Хозяева упаковывали остатки вещей. Танрэй вытащила ножны и разглядывала наследный меч мужа. Она не знала, как выглядят подлинно аллийское изделие, и эта поздняя копия казалась ей верхом совершенства.

— Почему я никогда не видела, чтобы ты упражнялся с ним? — спросила хозяйка.

— Солнышко, я тебя прошу: ты собирайся поскорее, — не оборачиваясь, бросил ей Ал. — У нас не так много времени.

Танрэй насупилась, немного обидевшись. Хозяин понял это, оставил свои коробки и сел возле жены. Та молча убрала меч в ножны, но Ал взял оружие из ее рук и обнажил клинок. Взгляд его пробежался по острию туда и обратно.

— Настоящий аллийский меч одним своим присутствием будоражит кровь в жилах хозяина, — сказал он, рассматривая зеркальную поверхность лезвия и слегка поворачивая его то вправо, то влево, чтобы отразившееся солнце скакало по комнате желтыми зайчиками. — Это не столько оружие, сколько средоточие сил всех «куарт», когда-либо им владевших. Он безудержно притягивает к себе владельца, дарит ему волшебные сны, говорит с ним на своем особом языке…
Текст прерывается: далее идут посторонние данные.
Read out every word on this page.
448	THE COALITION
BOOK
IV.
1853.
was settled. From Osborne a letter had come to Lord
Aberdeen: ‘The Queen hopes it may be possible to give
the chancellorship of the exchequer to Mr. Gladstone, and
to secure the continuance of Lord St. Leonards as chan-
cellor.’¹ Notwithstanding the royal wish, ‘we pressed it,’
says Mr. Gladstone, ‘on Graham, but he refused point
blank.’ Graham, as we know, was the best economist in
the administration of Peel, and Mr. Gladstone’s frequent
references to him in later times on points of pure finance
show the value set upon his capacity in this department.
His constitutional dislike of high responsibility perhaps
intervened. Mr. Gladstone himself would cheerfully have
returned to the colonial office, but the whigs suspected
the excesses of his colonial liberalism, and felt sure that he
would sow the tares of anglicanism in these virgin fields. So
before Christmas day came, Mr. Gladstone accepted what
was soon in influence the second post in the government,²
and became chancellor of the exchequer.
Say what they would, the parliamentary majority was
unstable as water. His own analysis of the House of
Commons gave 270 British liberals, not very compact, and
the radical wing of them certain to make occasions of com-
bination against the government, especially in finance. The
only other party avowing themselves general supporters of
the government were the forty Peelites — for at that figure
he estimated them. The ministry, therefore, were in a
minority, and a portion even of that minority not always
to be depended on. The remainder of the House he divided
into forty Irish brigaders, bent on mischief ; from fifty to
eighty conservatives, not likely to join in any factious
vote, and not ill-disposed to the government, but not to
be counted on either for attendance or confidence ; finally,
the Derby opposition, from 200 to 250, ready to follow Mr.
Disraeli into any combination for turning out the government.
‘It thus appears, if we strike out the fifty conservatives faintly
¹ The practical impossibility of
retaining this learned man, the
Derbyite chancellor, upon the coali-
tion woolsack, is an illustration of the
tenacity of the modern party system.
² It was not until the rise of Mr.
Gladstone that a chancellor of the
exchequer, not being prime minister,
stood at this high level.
Ал полностью выхватил меч и отбросил в сторону пустые ножны. Несколько движений по комнате были им сделаны красиво, но технично и заученно. Их вбивал в него старший друг на протяжении многих лет, пока не понял, что без настоящего клинка воинский дух ори не разбудить никакими тренировками. А у Тессетена такой меч был с шестнадцати лет, да и прежде отец никогда не запрещал ему брать уроки у Паскома и других славных ори-Помнящих.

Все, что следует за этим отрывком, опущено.